I checked the definition of the structure asn_TYPE_descriptor and the encoding_constraints field is not present. I insert in the following the definition of the structure as_TYPE_descriptor_t that I have in my generated code.

typedef struct asn_TYPE_descriptor_s {
char *name; /* A name of the ASN.1 type. "" in some cases. */
char *xml_tag; /* Name used in XML tag */

/*
* Generalized functions for dealing with the specific type.
* May be directly invoked by applications.
*/
asn_struct_free_f  *free_struct; /* Free the structure */
asn_struct_print_f *print_struct; /* Human readable output */
asn_constr_check_f *check_constraints; /* Constraints validator */
ber_type_decoder_f *ber_decoder; /* Generic BER decoder */
der_type_encoder_f *der_encoder; /* Canonical DER encoder */
xer_type_decoder_f *xer_decoder; /* Generic XER decoder */
xer_type_encoder_f *xer_encoder; /* [Canonical] XER encoder */
per_type_decoder_f *uper_decoder; /* Unaligned PER decoder */
per_type_encoder_f *uper_encoder; /* Unaligned PER encoder */

/***********************************************************************
* Internally useful members. Not to be used by applications directly. *
**********************************************************************/

/*
* Tags that are expected to occur.
*/
asn_outmost_tag_f  *outmost_tag; /* <optional, internal> */
ber_tlv_tag_t *tags; /* Effective tags sequence for this type */
int tags_count; /* Number of tags which are expected */
ber_tlv_tag_t *all_tags;/* Every tag for BER/containment */
int all_tags_count; /* Number of tags */

asn_per_constraints_t *per_constraints; /* PER compiled constraints */

/*
* An ASN.1 production type members (members of SEQUENCE, SET, CHOICE).
*/
struct asn_TYPE_member_s *elements;
int elements_count;

/*
* Additional information describing the type, used by appropriate
* functions above.
*/
void *specifics;
} asn_TYPE_descriptor_t;

Concerning gdb I provide following lines, basically it seems that it call recursively the EtsiTs103097Data_constraint() function until there is the core dump.

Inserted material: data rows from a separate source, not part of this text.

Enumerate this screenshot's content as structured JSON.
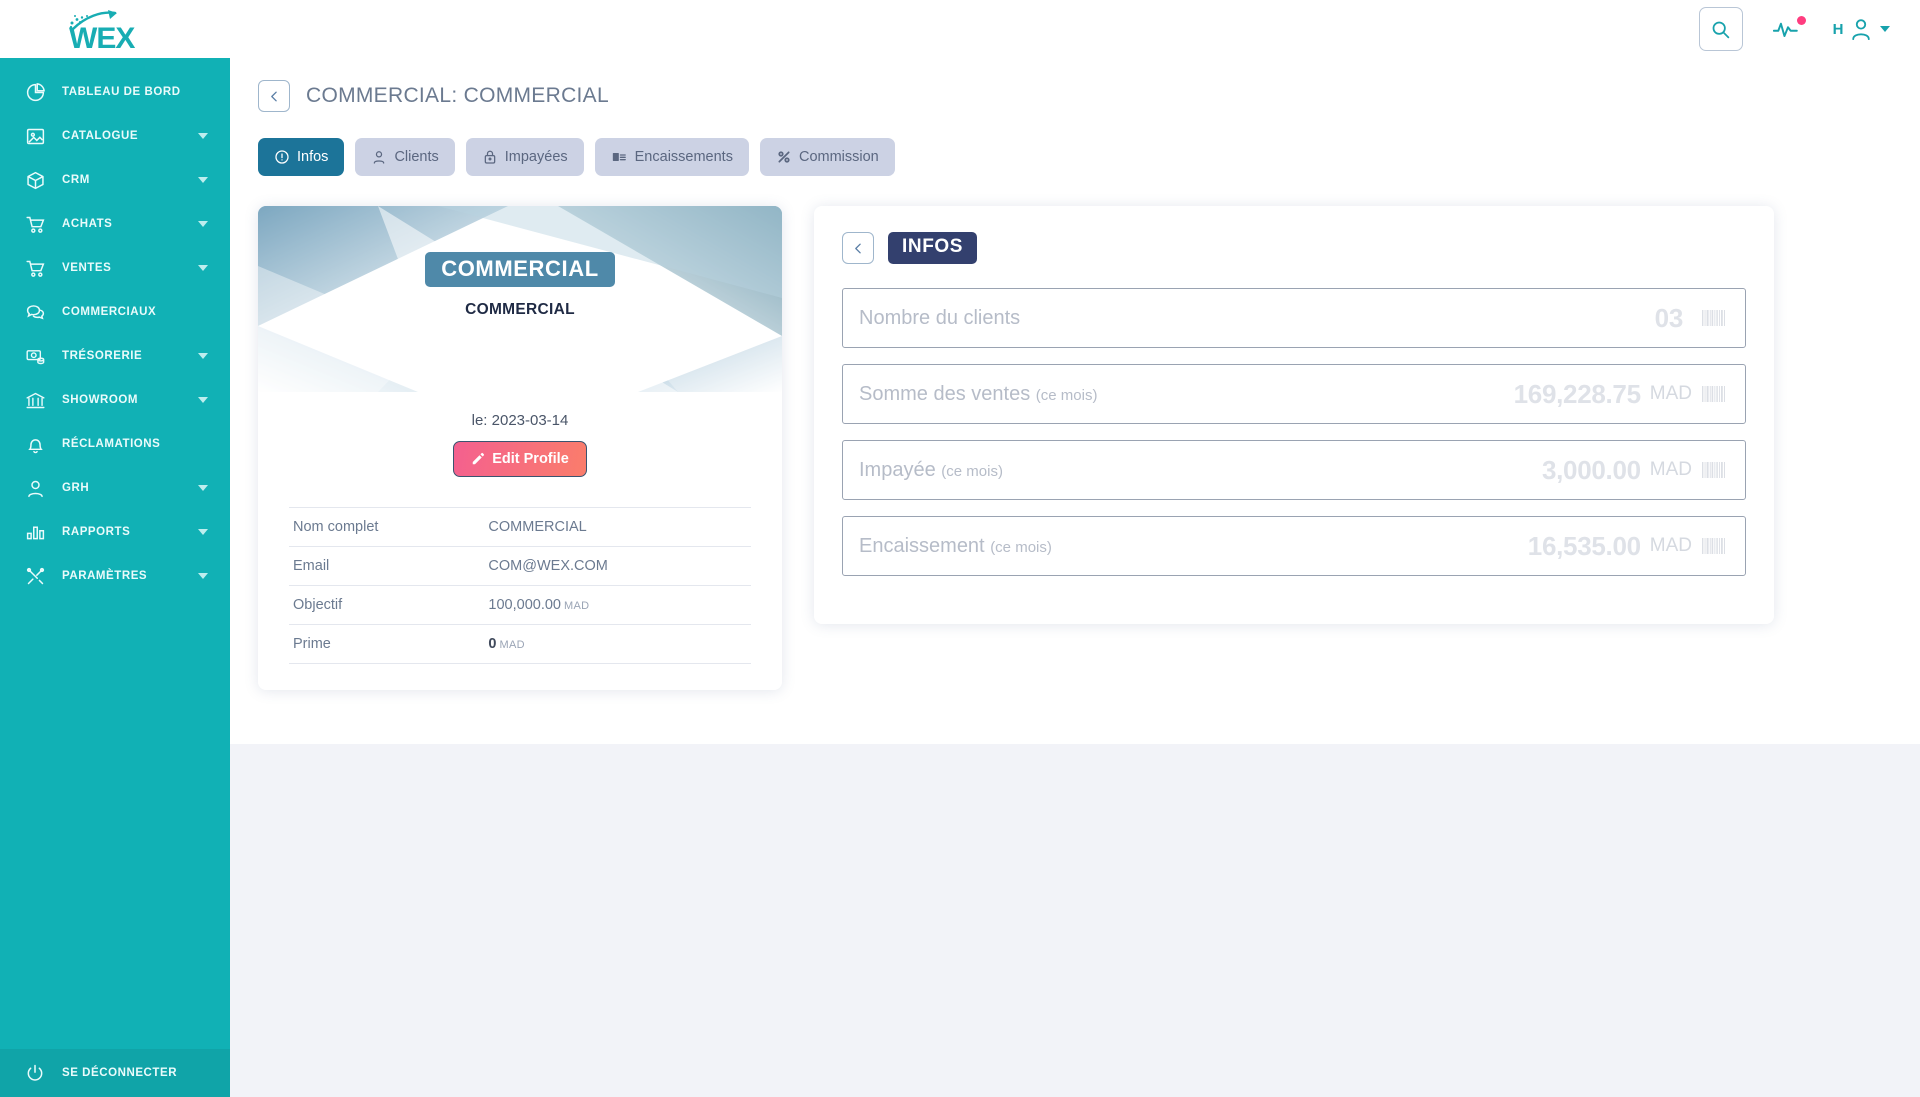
{
  "brand": {
    "name": "WEX",
    "accent": "#17a2ac",
    "sidebar_color": "#11b1b5"
  },
  "topbar": {
    "search_icon": "search-icon",
    "activity_icon": "activity-pulse-icon",
    "activity_badge_color": "#ff3d7f",
    "user_initial": "H",
    "user_icon": "user-icon",
    "user_caret_icon": "chevron-down-icon"
  },
  "sidebar": {
    "items": [
      {
        "label": "TABLEAU DE BORD",
        "icon": "pie-chart-icon",
        "has_submenu": false
      },
      {
        "label": "CATALOGUE",
        "icon": "image-icon",
        "has_submenu": true
      },
      {
        "label": "CRM",
        "icon": "cube-icon",
        "has_submenu": true
      },
      {
        "label": "ACHATS",
        "icon": "cart-icon",
        "has_submenu": true
      },
      {
        "label": "VENTES",
        "icon": "cart-icon",
        "has_submenu": true
      },
      {
        "label": "COMMERCIAUX",
        "icon": "chat-bubbles-icon",
        "has_submenu": false
      },
      {
        "label": "TRÉSORERIE",
        "icon": "money-icon",
        "has_submenu": true
      },
      {
        "label": "SHOWROOM",
        "icon": "bank-icon",
        "has_submenu": true
      },
      {
        "label": "RÉCLAMATIONS",
        "icon": "bell-icon",
        "has_submenu": false
      },
      {
        "label": "GRH",
        "icon": "person-icon",
        "has_submenu": true
      },
      {
        "label": "RAPPORTS",
        "icon": "bar-chart-icon",
        "has_submenu": true
      },
      {
        "label": "PARAMÈTRES",
        "icon": "tools-icon",
        "has_submenu": true
      }
    ],
    "logout": {
      "label": "SE DÉCONNECTER",
      "icon": "power-icon"
    }
  },
  "page": {
    "back_icon": "chevron-left-icon",
    "title": "COMMERCIAL: COMMERCIAL"
  },
  "tabs": [
    {
      "label": "Infos",
      "icon": "info-circle-icon",
      "active": true
    },
    {
      "label": "Clients",
      "icon": "user-icon",
      "active": false
    },
    {
      "label": "Impayées",
      "icon": "lock-icon",
      "active": false
    },
    {
      "label": "Encaissements",
      "icon": "cash-stack-icon",
      "active": false
    },
    {
      "label": "Commission",
      "icon": "percent-icon",
      "active": false
    }
  ],
  "profile": {
    "banner_name": "COMMERCIAL",
    "display_name": "COMMERCIAL",
    "date_line": "le: 2023-03-14",
    "edit_button": {
      "label": "Edit Profile",
      "icon": "pencil-icon"
    },
    "details": [
      {
        "label": "Nom complet",
        "value": "COMMERCIAL",
        "unit": "",
        "bold": false
      },
      {
        "label": "Email",
        "value": "COM@WEX.COM",
        "unit": "",
        "bold": false
      },
      {
        "label": "Objectif",
        "value": "100,000.00",
        "unit": "MAD",
        "bold": false
      },
      {
        "label": "Prime",
        "value": "0",
        "unit": "MAD",
        "bold": true
      }
    ]
  },
  "infos": {
    "back_icon": "chevron-left-icon",
    "badge": "INFOS",
    "stats": [
      {
        "label": "Nombre du clients",
        "period": "",
        "value": "03",
        "unit": "",
        "icon": "barcode-icon"
      },
      {
        "label": "Somme des ventes",
        "period": "(ce mois)",
        "value": "169,228.75",
        "unit": "MAD",
        "icon": "barcode-icon"
      },
      {
        "label": "Impayée",
        "period": "(ce mois)",
        "value": "3,000.00",
        "unit": "MAD",
        "icon": "barcode-icon"
      },
      {
        "label": "Encaissement",
        "period": "(ce mois)",
        "value": "16,535.00",
        "unit": "MAD",
        "icon": "barcode-icon"
      }
    ]
  }
}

#0  0x000000000041ec0d in EtsiTs103097Data_constraint ()
#1  0x000000000041ec0f in EtsiTs103097Data_constraint ()
...
#174647 0x000000000041ec0f in EtsiTs103097Data_constraint ()
#174648 0x000000000041ec0f in EtsiTs103097Data_constraint ()
#174649 0x000000000041e76d in asn_check_constraints ()

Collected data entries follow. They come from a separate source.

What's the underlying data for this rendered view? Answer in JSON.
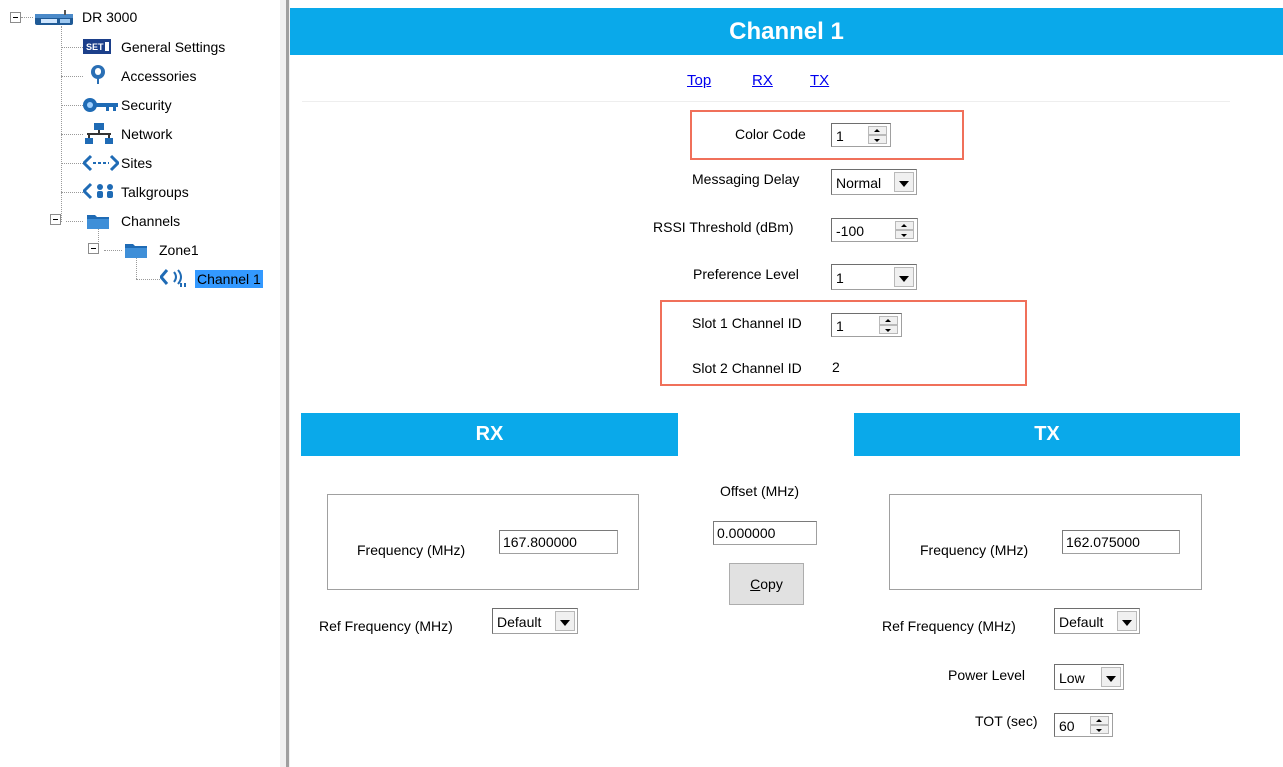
{
  "tree": {
    "root": "DR 3000",
    "items": [
      {
        "label": "General Settings",
        "icon": "settings-icon"
      },
      {
        "label": "Accessories",
        "icon": "accessories-icon"
      },
      {
        "label": "Security",
        "icon": "key-icon"
      },
      {
        "label": "Network",
        "icon": "network-icon"
      },
      {
        "label": "Sites",
        "icon": "sites-icon"
      },
      {
        "label": "Talkgroups",
        "icon": "talkgroups-icon"
      },
      {
        "label": "Channels",
        "icon": "folder-icon"
      }
    ],
    "zone": "Zone1",
    "channel": "Channel 1",
    "icon_text": {
      "settings": "SET"
    }
  },
  "page": {
    "title": "Channel 1",
    "nav": {
      "top": "Top",
      "rx": "RX",
      "tx": "TX"
    }
  },
  "fields": {
    "color_code": {
      "label": "Color Code",
      "value": "1"
    },
    "messaging_delay": {
      "label": "Messaging Delay",
      "value": "Normal"
    },
    "rssi_threshold": {
      "label": "RSSI Threshold (dBm)",
      "value": "-100"
    },
    "preference_level": {
      "label": "Preference Level",
      "value": "1"
    },
    "slot1_channel_id": {
      "label": "Slot 1 Channel ID",
      "value": "1"
    },
    "slot2_channel_id": {
      "label": "Slot 2 Channel ID",
      "value": "2"
    }
  },
  "rx": {
    "header": "RX",
    "frequency_label": "Frequency (MHz)",
    "frequency": "167.800000",
    "ref_frequency_label": "Ref Frequency (MHz)",
    "ref_frequency": "Default"
  },
  "offset": {
    "label": "Offset (MHz)",
    "value": "0.000000",
    "copy_button_first": "C",
    "copy_button_rest": "opy"
  },
  "tx": {
    "header": "TX",
    "frequency_label": "Frequency (MHz)",
    "frequency": "162.075000",
    "ref_frequency_label": "Ref Frequency (MHz)",
    "ref_frequency": "Default",
    "power_level_label": "Power Level",
    "power_level": "Low",
    "tot_label": "TOT (sec)",
    "tot": "60"
  },
  "colors": {
    "header_blue": "#0aa9ea",
    "selection": "#3399ff",
    "highlight_box": "#f0705a",
    "link": "#0000ee"
  }
}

I rebuilt with debug information enabled and no debug output is provided using the command lines that I provided. I checked and the debug is really enabled since with other code, the debug information is displayed.

I modified the EtsiTs103097Data_constraint() function to avoid that it performs the line return td->encoding_constraints.general_constraints(td, sptr, ctfailcb, app_key);in such a way that it just returns a fixed value (return 1;) and the error is solved.

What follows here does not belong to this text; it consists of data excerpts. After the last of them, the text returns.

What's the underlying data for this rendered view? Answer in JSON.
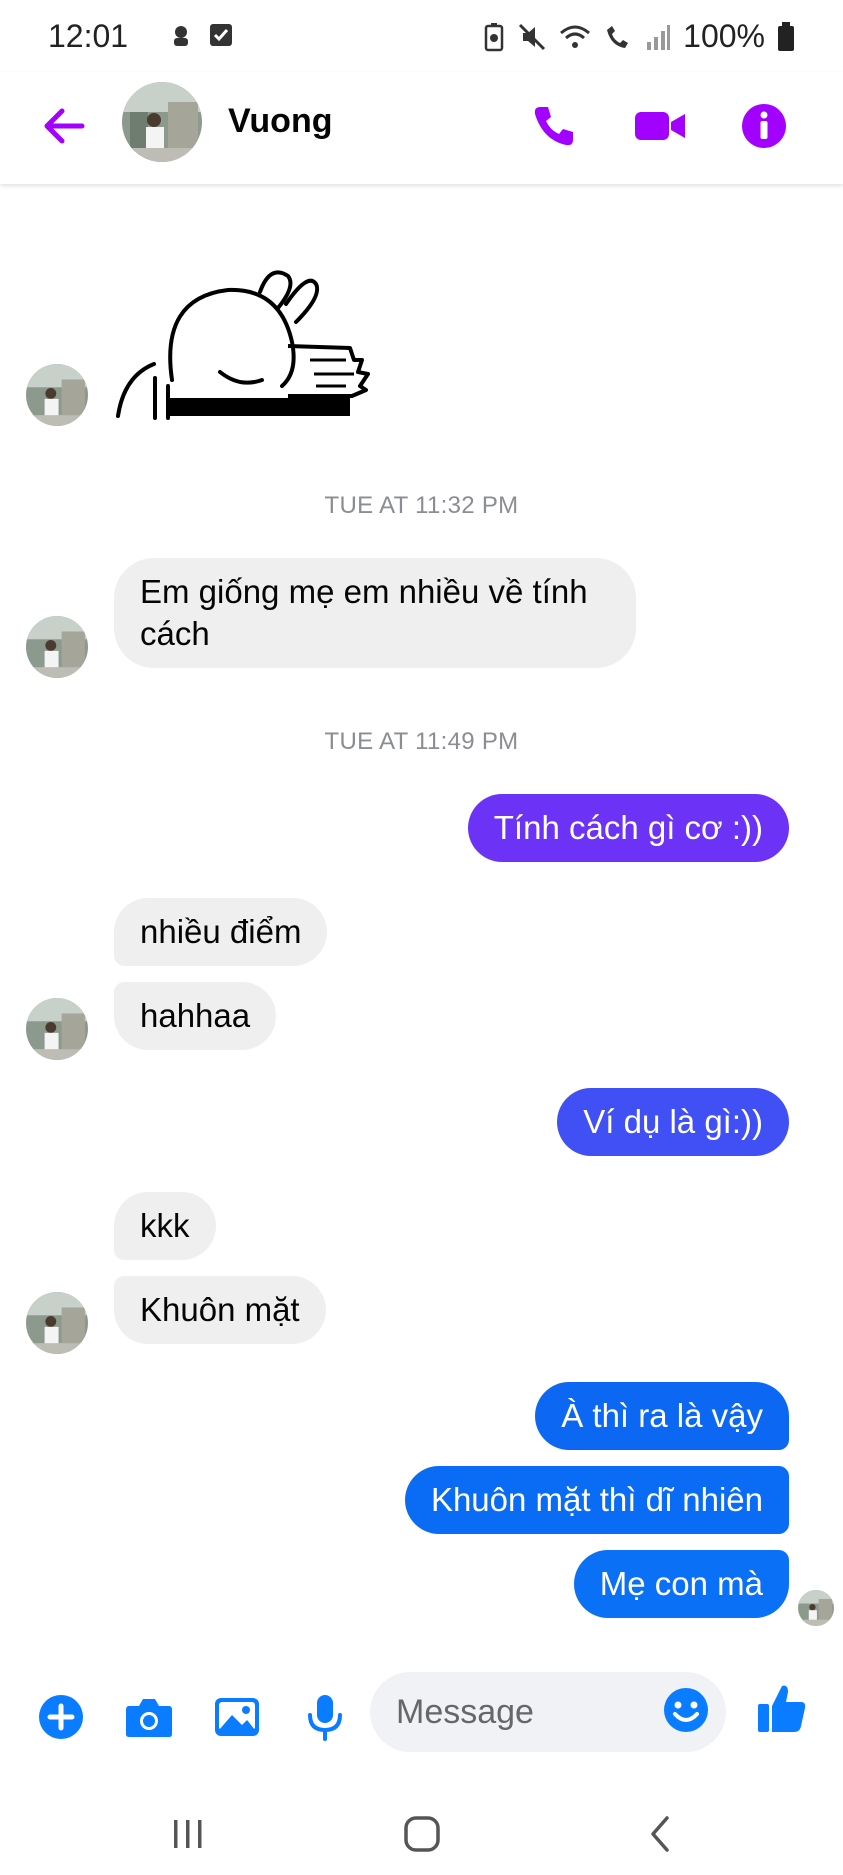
{
  "status_bar": {
    "time": "12:01",
    "battery": "100%"
  },
  "header": {
    "contact_name": "Vuong"
  },
  "colors": {
    "accent": "#a200ff",
    "bubble_purple": "#6c32f6",
    "bubble_indigo": "#4150f5",
    "bubble_blue": "#0a6cf5",
    "incoming": "#efeff0",
    "composer_blue": "#0a7cff"
  },
  "conversation": {
    "timestamps": [
      "TUE AT 11:32 PM",
      "TUE AT 11:49 PM"
    ],
    "messages": {
      "m1": "Em giống mẹ em nhiều về tính cách",
      "m2": "Tính cách gì cơ :))",
      "m3": "nhiều điểm",
      "m4": "hahhaa",
      "m5": "Ví dụ là gì:))",
      "m6": "kkk",
      "m7": "Khuôn mặt",
      "m8": "À thì ra là vậy",
      "m9": "Khuôn mặt thì dĩ nhiên",
      "m10": "Mẹ con mà"
    }
  },
  "composer": {
    "placeholder": "Message"
  }
}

I also tried to print the value returned by td->encoding_constraints.general_constraints(td, sptr, ctfailcb, app_key)in the following way

printf("before encoding_constraints\n");
int ret = td->encoding_constraints.general_constraints(td, sptr, ctfailcb, app_key);
printf("ret value is %d\n", ret);

no value is never printed, it just prints "before encoding_constraints" for several times, like that the EtsiTs103097Data_constraint() function is recursively called by the line of code td->encoding_constraints.general_constraints(td, sptr, ctfailcb, app_key)

but in the code it tried to access it the same. Does anyone else encounter the same problem? Is it a problem of the definition of ASN.1 module or of the compiler? I thank you in advance for any explanation and suggestion for solving the issue.

Rebuild with -DASN_EMIT_DEBUG=1 in CFLAGS to get some more debug output.